На рассвете двенадцатого дня мы проводили дифферентовочное погружение. Я стоял у перископа и позвал Бома:
— Густав, чертов перископ опять изгажен.
— Но я чистил его, сэр.
И в этот момент я увидел пароход. Это был шок.
— Внимание на постах! — прокричал я.
Мы быстро приблизились к одинокому танкеру, который пытался обойти нас диким зигзагом. Мы погрузились и вышли у него за кормой.

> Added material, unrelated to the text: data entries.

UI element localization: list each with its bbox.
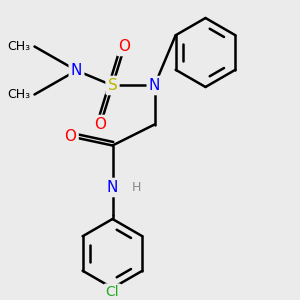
Text: N: N (149, 78, 160, 93)
Text: O: O (118, 39, 130, 54)
Text: H: H (132, 181, 141, 194)
Text: CH₃: CH₃ (7, 40, 30, 53)
Text: O: O (64, 129, 76, 144)
Text: S: S (108, 78, 117, 93)
Text: Cl: Cl (106, 286, 119, 299)
Text: N: N (71, 63, 82, 78)
Text: CH₃: CH₃ (7, 88, 30, 101)
Text: N: N (107, 180, 118, 195)
Text: O: O (94, 117, 106, 132)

— Приготовить пушки! — приказал я, но случайно повернулся, и кровь застыла в жилах.
На западе появился лес мачт, большой конвой. Мы немедленно погрузились. Мы чуть не попали в ловушку для подлодок, поскольку единственное судно было послано как приманка. Я решил идти за конвоем. Мы шли за ним в течение трех часов, намереваясь отрезать один корабль. Но это было безнадежно, потому что под водой мы шли слишком медленно. Когда мы снова всплыли, лес мачт был далеко на горизонте. Только траулер шел к нам, вспенив носом волны. Мы снова погрузились и снова всплыли. На сей раз из облаков на нас выскочил “сандерленд”, так что пришлось быстро погружаться, чтобы спрятаться под водой. К этому времени конвой скрылся. Я проклял наше невезение, пока смотрел в перископ, как вдруг заметил пароход, лениво приближающийся к нам. Очевидно, он выпал из конвоя. Я определил его водоизмещение примерно в 6 тысяч тонн. Палуба была уставлена огромными ящиками, а на баке я насчитал восемь пушек. Мы погрузились и послали торпеду, ударившую в середину корабля. Через перископ я наблюдал, как команда садится в шлюпки. Потом пароход медленно исчез в вихре пены. Когда мы повернули прочь, на воде еще можно было видеть прыгающие ящики. Через планки виднелись детали самолетов, крылья, пропеллеры и так далее. Мы смотрели, как они тонут один за другим.